Rickenbacker basses are really unique instruments – nothing else feels or sounds like one. They’re also incredibly versatile – you’ll see just as many indie players use them, as you will metal players. There are two models on the market – the Rickenbacker 4003 and the Rickenbacker 4003S, that look fairly similar and indeed sound almost the same too, but are priced differently. So what are the differences between the Rickenbacker 4003 and the 4003S?
Firstly, the Rickenbacker 4003 has binding that goes all the way around the body of the bass, whereas the 4003S doesn’t have any binding. Some people prefer the look of binding as it akes the instrument look a little more premium. Others on the other hand, prefer the feel of an unbound bass as they find it more comfortable to sit down with. The 4003 also has triangular fret markers, as opposed to dots on the 4003S – and there lie the differnces in aesthetics between the Rickenbacker 4003 and 4003S.

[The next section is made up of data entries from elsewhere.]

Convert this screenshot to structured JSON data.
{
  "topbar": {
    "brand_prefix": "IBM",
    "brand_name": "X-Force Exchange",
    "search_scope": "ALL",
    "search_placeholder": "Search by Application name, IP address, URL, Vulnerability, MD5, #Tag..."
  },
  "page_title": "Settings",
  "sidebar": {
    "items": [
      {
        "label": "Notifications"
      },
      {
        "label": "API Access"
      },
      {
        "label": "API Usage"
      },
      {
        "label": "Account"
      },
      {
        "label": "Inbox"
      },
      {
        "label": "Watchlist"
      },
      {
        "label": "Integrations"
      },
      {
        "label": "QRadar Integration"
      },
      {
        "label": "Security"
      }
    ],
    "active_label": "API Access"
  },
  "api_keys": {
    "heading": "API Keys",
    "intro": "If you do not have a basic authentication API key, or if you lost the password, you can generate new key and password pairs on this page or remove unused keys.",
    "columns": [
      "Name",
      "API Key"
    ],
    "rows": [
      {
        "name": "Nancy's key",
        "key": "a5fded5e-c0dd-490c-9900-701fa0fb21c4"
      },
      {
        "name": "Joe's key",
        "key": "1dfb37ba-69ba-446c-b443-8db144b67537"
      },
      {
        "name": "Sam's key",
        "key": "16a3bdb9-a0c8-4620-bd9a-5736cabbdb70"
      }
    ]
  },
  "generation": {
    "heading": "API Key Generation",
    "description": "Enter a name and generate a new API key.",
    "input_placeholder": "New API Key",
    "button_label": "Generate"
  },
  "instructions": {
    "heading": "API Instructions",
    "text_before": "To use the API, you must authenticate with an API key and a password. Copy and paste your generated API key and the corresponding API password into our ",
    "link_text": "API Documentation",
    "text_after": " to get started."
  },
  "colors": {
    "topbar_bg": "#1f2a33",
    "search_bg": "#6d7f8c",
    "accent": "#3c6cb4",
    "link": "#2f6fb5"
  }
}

Note the binding and triangular fret markers on the 4003 (Mapleglo pictured)
Both basses are fitted with the same pickups and have a maple body, with maple through neck design so they are going to same almost the same (different cuts of wood, setup and other variables will change how an instrument sounds very slightly). However, the Rickenbacker 4003 does have a tonal upgrade of sorts, when compared to the 4003S. The former has Rick-O-Sound; that is two output jacks that allow you to run the bass into a stereo rig – this is very useful if you’re going for a sound akin to Royal Blood / Death From Above 1979, or even if you’re going for the legendary Lemmy tone (check the video below). The 4003S just has a regular mono output jack.
And there you have it – those are the main differences between the Rickenbacker 4003 and 4003S. The difference is largely aesthetic, but for some players, having the Rick-O-Sound on the 4003 will give that a slight edge over its stripped-down younger brother.